He climbed down and stood unsteadily on the concrete floor as the circulation returned to his legs. The man before him was short and heavy and seemed to be trying to augment his stature with a thick black bouffant. He had a bag hanging from one shoulder and a smug grin on his plump lips.
“A few more seconds and the Americans would have possessed the famous heart of the Lion.”
“Where are we?”
“South Carolina. Folly Beach. Home of the biggest insurgent processing plant in the country.”
“How did you stop the line?” Alexei asked him.
The fat man gestured behind him. “It was no problem. The kill switch is right on the wall.”
“How long do we have before someone notices?”
“I am told each line has fifteen minutes to repair itself before a technician is sent in.”
“Does anyone know you’re here?”
The fat man’s laugh rebounded off the high ceiling. “Not even my wife, Tin Man.
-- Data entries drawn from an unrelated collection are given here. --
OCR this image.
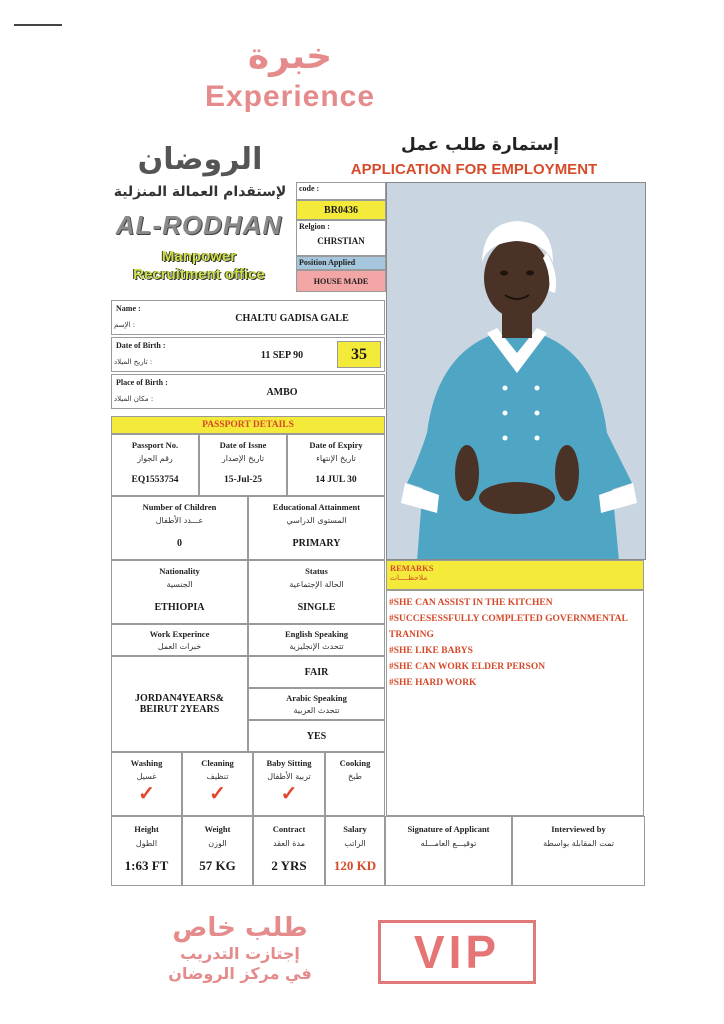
خبرة
Experience
الروضان
لإستقدام العمالة المنزلية
AL-RODHAN
Manpower
Recruitment office
إستمارة طلب عمل
APPLICATION FOR EMPLOYMENT
code :
BR0436
Relgion :
CHRSTIAN
Position Applied
HOUSE MADE
Name :
الإسم :
CHALTU GADISA GALE
Date of Birth :
تاريخ الميلاد :
11 SEP 90	35
Place of Birth :
مكان الميلاد :
AMBO
PASSPORT DETAILS
Passport No.
رقم الجواز
EQ1553754
Date of Issne
تاريخ الإصدار
15-Jul-25
Date of Expiry
تاريخ الإنتهاء
14 JUL 30
Number of Children
عـــدد الأطفال
0
Educational Attainment
المستوى الدراسي
PRIMARY
Nationality
الجنسية
ETHIOPIA
Status
الحالة الإجتماعية
SINGLE
Work Experince
خبرات العمل
JORDAN4YEARS&
BEIRUT 2YEARS
English Speaking
تتحدث الإنجليزية
FAIR
Arabic Speaking
تتحدث العربية
YES
REMARKS
ملاحظــــات
#SHE CAN ASSIST IN THE KITCHEN
#SUCCESESSFULLY COMPLETED GOVERNMENTAL
TRANING
#SHE LIKE BABYS
#SHE CAN WORK ELDER PERSON
#SHE HARD WORK
Washing
غسيل
✓
Cleaning
تنظيف
✓
Baby Sitting
تربية الأطفال
✓
Cooking
طبخ
Height
الطول
1:63 FT
Weight
الوزن
57 KG
Contract
مدة العقد
2 YRS
Salary
الراتب
120 KD
Signature of Applicant
توقيـــع العامـــله
Interviewed by
تمت المقابلة بواسطة
طلب خاص
إجتازت التدريب
في مركز الروضان	VIP
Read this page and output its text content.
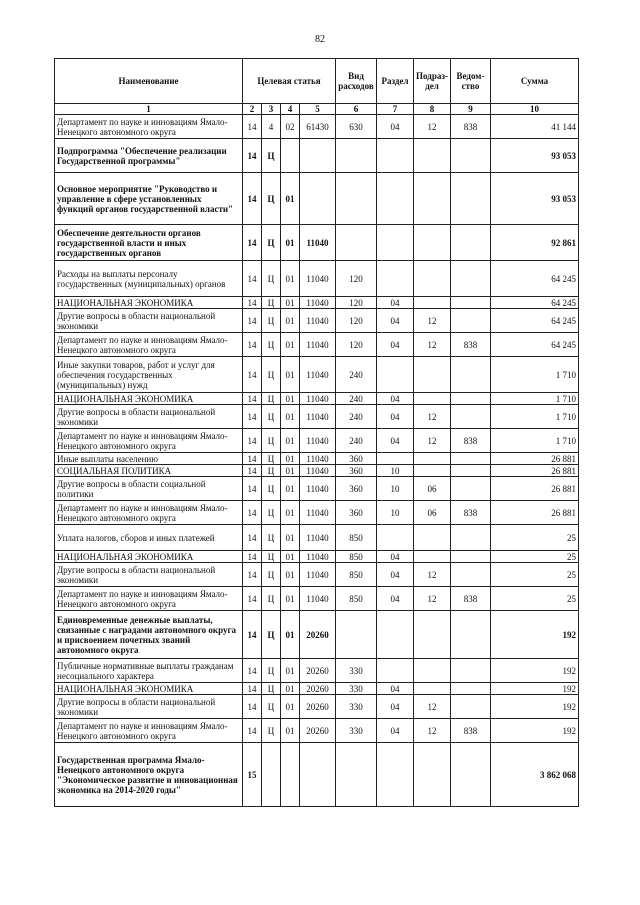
82
Наименование	Целевая статья				Вид расходов	Раздел	Подраз-дел	Ведом-ство	Сумма
1	2	3	4	5	6	7	8	9	10
Департамент по науке и инновациям Ямало-Ненецкого автономного округа	14	4	02	61430	630	04	12	838	41 144
Подпрограмма "Обеспечение реализации Государственной программы"	14	Ц							93 053
Основное мероприятие "Руководство и управление в сфере установленных функций органов государственной власти"	14	Ц	01						93 053
Обеспечение деятельности органов государственной власти и иных государственных органов	14	Ц	01	11040					92 861
Расходы на выплаты персоналу государственных (муниципальных) органов	14	Ц	01	11040	120				64 245
НАЦИОНАЛЬНАЯ ЭКОНОМИКА	14	Ц	01	11040	120	04			64 245
Другие вопросы в области национальной экономики	14	Ц	01	11040	120	04	12		64 245
Департамент по науке и инновациям Ямало-Ненецкого автономного округа	14	Ц	01	11040	120	04	12	838	64 245
Иные закупки товаров, работ и услуг для обеспечения государственных (муниципальных) нужд	14	Ц	01	11040	240				1 710
НАЦИОНАЛЬНАЯ ЭКОНОМИКА	14	Ц	01	11040	240	04			1 710
Другие вопросы в области национальной экономики	14	Ц	01	11040	240	04	12		1 710
Департамент по науке и инновациям Ямало-Ненецкого автономного округа	14	Ц	01	11040	240	04	12	838	1 710
Иные выплаты населению	14	Ц	01	11040	360				26 881
СОЦИАЛЬНАЯ ПОЛИТИКА	14	Ц	01	11040	360	10			26 881
Другие вопросы в области социальной политики	14	Ц	01	11040	360	10	06		26 881
Департамент по науке и инновациям Ямало-Ненецкого автономного округа	14	Ц	01	11040	360	10	06	838	26 881
Уплата налогов, сборов и иных платежей	14	Ц	01	11040	850				25
НАЦИОНАЛЬНАЯ ЭКОНОМИКА	14	Ц	01	11040	850	04			25
Другие вопросы в области национальной экономики	14	Ц	01	11040	850	04	12		25
Департамент по науке и инновациям Ямало-Ненецкого автономного округа	14	Ц	01	11040	850	04	12	838	25
Единовременные денежные выплаты, связанные с наградами автономного округа и присвоением почетных званий автономного округа	14	Ц	01	20260					192
Публичные нормативные выплаты гражданам несоциального характера	14	Ц	01	20260	330				192
НАЦИОНАЛЬНАЯ ЭКОНОМИКА	14	Ц	01	20260	330	04			192
Другие вопросы в области национальной экономики	14	Ц	01	20260	330	04	12		192
Департамент по науке и инновациям Ямало-Ненецкого автономного округа	14	Ц	01	20260	330	04	12	838	192
Государственная программа Ямало-Ненецкого автономного округа "Экономическое развитие и инновационная экономика на 2014-2020 годы"	15								3 862 068
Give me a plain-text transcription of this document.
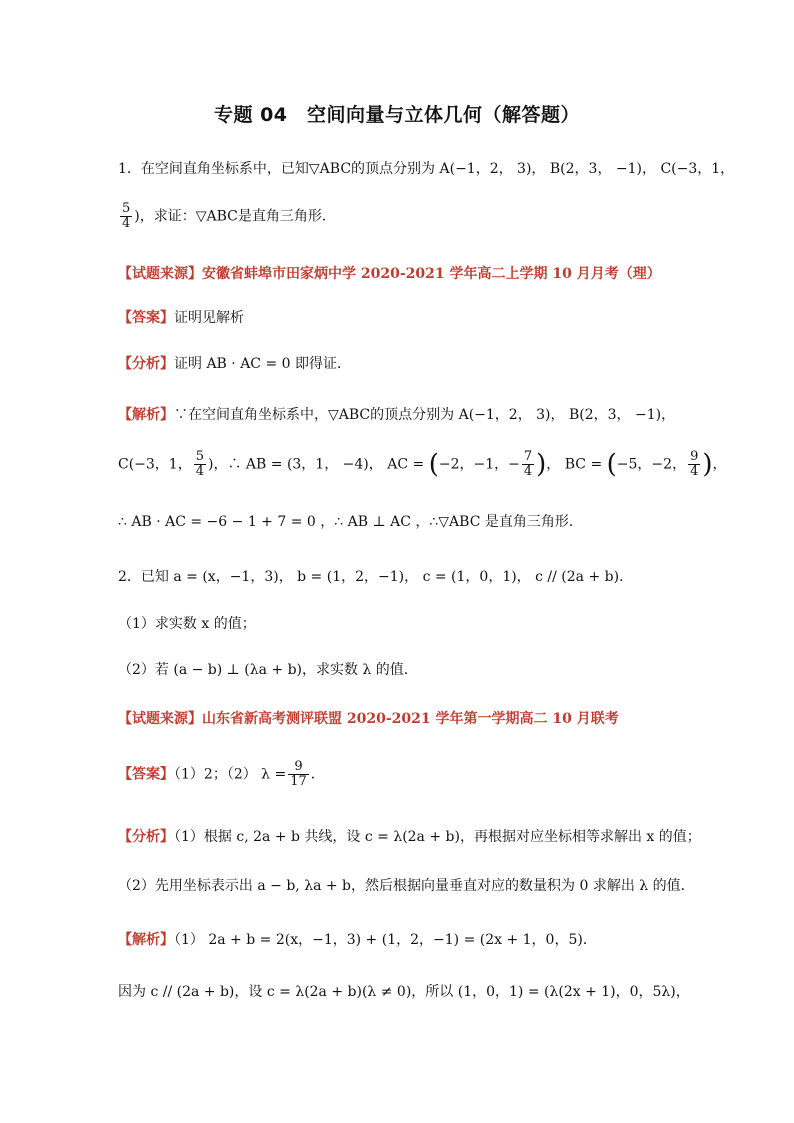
专题 04　空间向量与立体几何（解答题）
1．在空间直角坐标系中，已知▽ABC的顶点分别为 A(−1，2， 3)， B(2，3， −1)， C(−3，1，
$\frac{5}{4}$ )，求证：▽ABC是直角三角形．
【试题来源】安徽省蚌埠市田家炳中学 2020-2021 学年高二上学期 10 月月考（理）
【答案】证明见解析
【分析】证明 AB · AC = 0 即得证．
【解析】∵在空间直角坐标系中，▽ABC的顶点分别为 A(−1，2， 3)， B(2，3， −1)，
C(−3，1， $\frac{5}{4}$ )，∴ AB = (3，1， −4)， AC = (−2，−1，− $\frac{7}{4}$ )， BC = (−5，−2， $\frac{9}{4}$ )，
∴ AB · AC = −6 − 1 + 7 = 0 ，∴ AB ⊥ AC ，∴▽ABC 是直角三角形．
2．已知 a = (x，−1，3)， b = (1，2，−1)， c = (1，0，1)， c // (2a + b)．
（1）求实数 x 的值；
（2）若 (a − b) ⊥ (λa + b)，求实数 λ 的值．
【试题来源】山东省新高考测评联盟 2020-2021 学年第一学期高二 10 月联考
【答案】（1）2；（2） $\lambda = \frac{9}{17}$ ．
【分析】（1）根据 c, 2a + b 共线，设 c = λ(2a + b)，再根据对应坐标相等求解出 x 的值；
（2）先用坐标表示出 a − b, λa + b，然后根据向量垂直对应的数量积为 0 求解出 λ 的值．
【解析】（1） 2a + b = 2(x，−1，3) + (1，2，−1) = (2x + 1，0，5)．
因为 c // (2a + b)，设 c = λ(2a + b)(λ ≠ 0)，所以 (1，0，1) = (λ(2x + 1)，0，5λ)，
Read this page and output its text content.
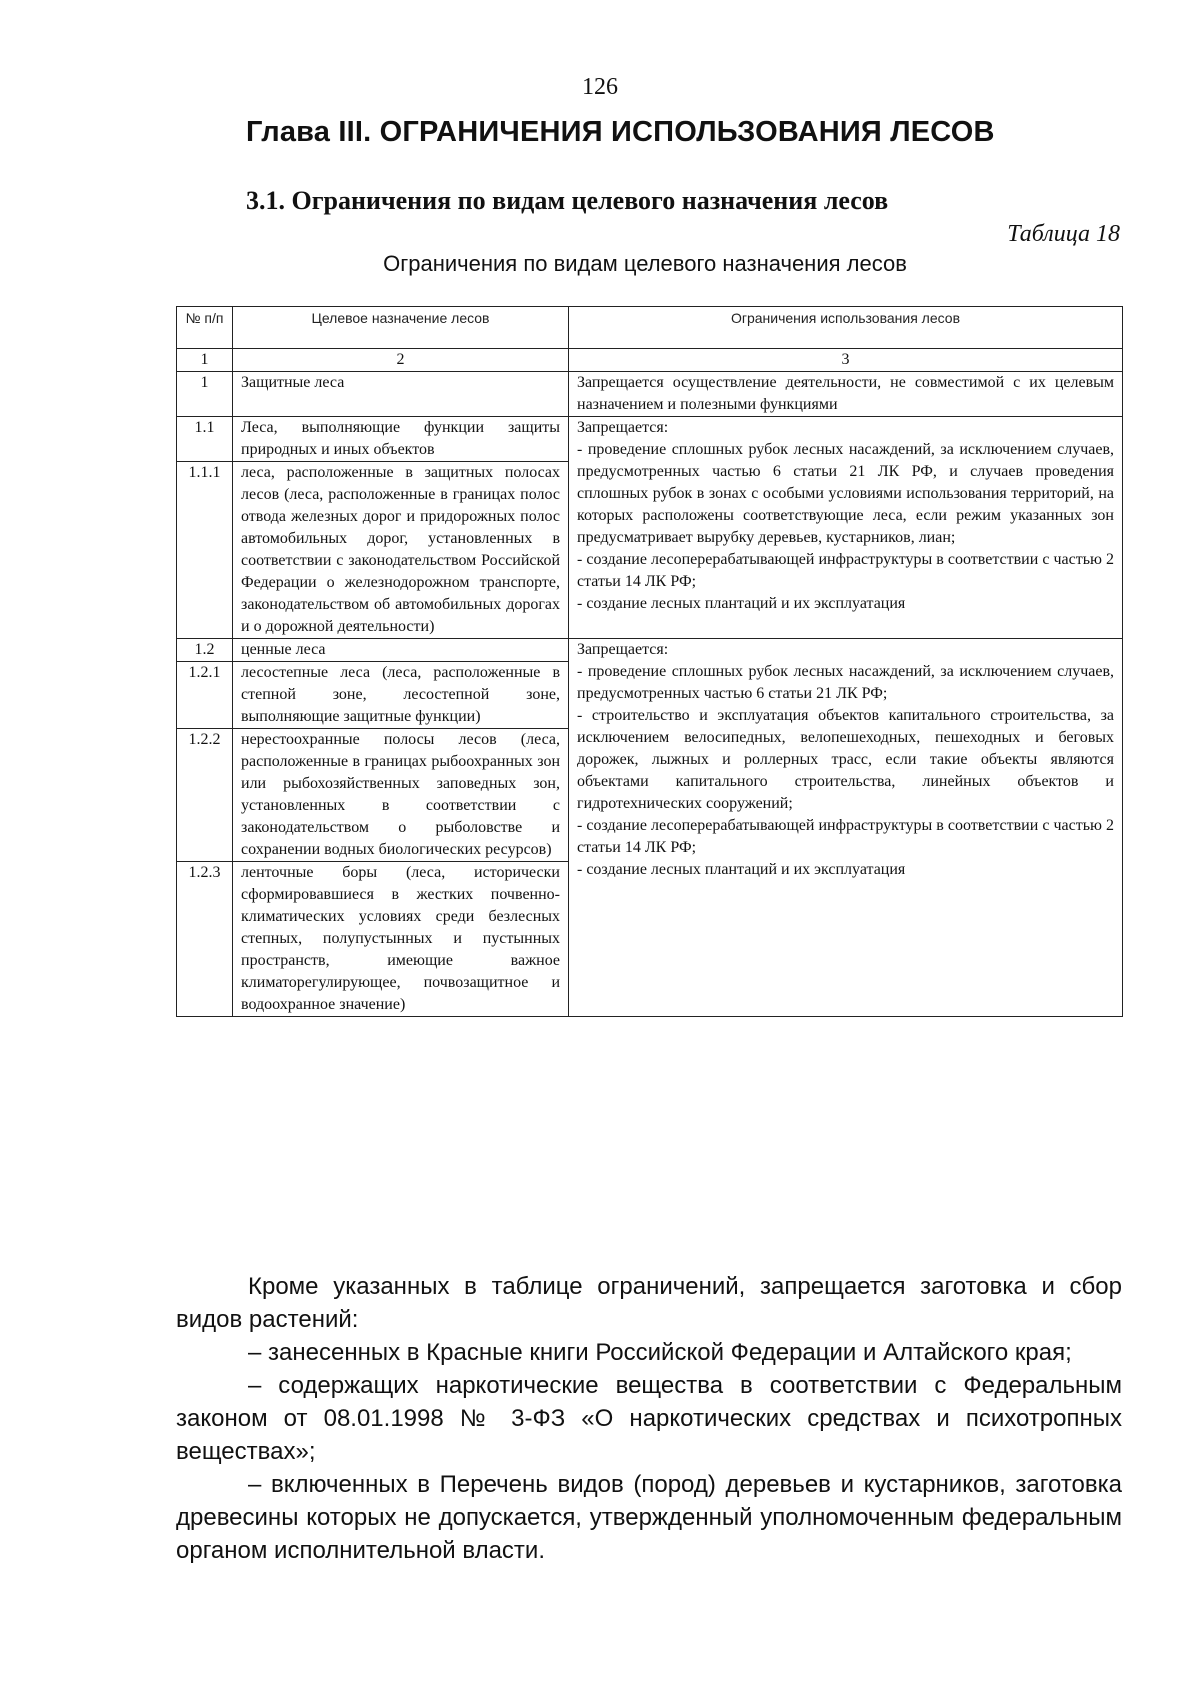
126
Глава III. ОГРАНИЧЕНИЯ ИСПОЛЬЗОВАНИЯ ЛЕСОВ
3.1. Ограничения по видам целевого назначения лесов
Таблица 18
Ограничения по видам целевого назначения лесов
№ п/п	Целевое назначение лесов	Ограничения использования лесов
1	2	3
1	Защитные леса	Запрещается осуществление деятельности, не совместимой с их целевым назначением и полезными функциями
1.1	Леса, выполняющие функции защиты природных и иных объектов	Запрещается:
- проведение сплошных рубок лесных насаждений, за исключением случаев, предусмотренных частью 6 статьи 21 ЛК РФ, и случаев проведения сплошных рубок в зонах с особыми условиями использования территорий, на которых расположены соответствующие леса, если режим указанных зон предусматривает вырубку деревьев, кустарников, лиан;
- создание лесоперерабатывающей инфраструктуры в соответствии с частью 2 статьи 14 ЛК РФ;
- создание лесных плантаций и их эксплуатация

1.1.1	леса, расположенные в защитных полосах лесов (леса, расположенные в границах полос отвода железных дорог и придорожных полос автомобильных дорог, установленных в соответствии с законодательством Российской Федерации о железнодорожном транспорте, законодательством об автомобильных дорогах и о дорожной деятельности)	
1.2	ценные леса	Запрещается:
- проведение сплошных рубок лесных насаждений, за исключением случаев, предусмотренных частью 6 статьи 21 ЛК РФ;
- строительство и эксплуатация объектов капитального строительства, за исключением велосипедных, велопешеходных, пешеходных и беговых дорожек, лыжных и роллерных трасс, если такие объекты являются объектами капитального строительства, линейных объектов и гидротехнических сооружений;
- создание лесоперерабатывающей инфраструктуры в соответствии с частью 2 статьи 14 ЛК РФ;
- создание лесных плантаций и их эксплуатация

1.2.1	лесостепные леса (леса, расположенные в степной зоне, лесостепной зоне, выполняющие защитные функции)	
1.2.2	нерестоохранные полосы лесов (леса, расположенные в границах рыбоохранных зон или рыбохозяйственных заповедных зон, установленных в соответствии с законодательством о рыболовстве и сохранении водных биологических ресурсов)	
1.2.3	ленточные боры (леса, исторически сформировавшиеся в жестких почвенно-климатических условиях среди безлесных степных, полупустынных и пустынных пространств, имеющие важное климаторегулирующее, почвозащитное и водоохранное значение)	

Кроме указанных в таблице ограничений, запрещается заготовка и сбор видов растений:

– занесенных в Красные книги Российской Федерации и Алтайского края;

– содержащих наркотические вещества в соответствии с Федеральным законом от 08.01.1998 № 3-ФЗ «О наркотических средствах и психотропных веществах»;

– включенных в Перечень видов (пород) деревьев и кустарников, заготовка древесины которых не допускается, утвержденный уполномоченным федеральным органом исполнительной власти.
She thinks I’m spending a week at the beach with some whores. Maybe there will still be time, no?”
“Did you bring water?”
“I have everything you requested,” Bogdan said, and then his smile faltered. “As long as you have the money.”
Alexei unzipped the top portion of his suit and removed a thick envelope. The fat man took it and thumbed through the notes.
“A private jet would have been a lot cheaper,” he said. “And a lot more comfortable.”
He took a brushed steel canister from the bag and handed it to Alexei. Alexei unhinged the top and tipped it back twice, pausing to breathe in between.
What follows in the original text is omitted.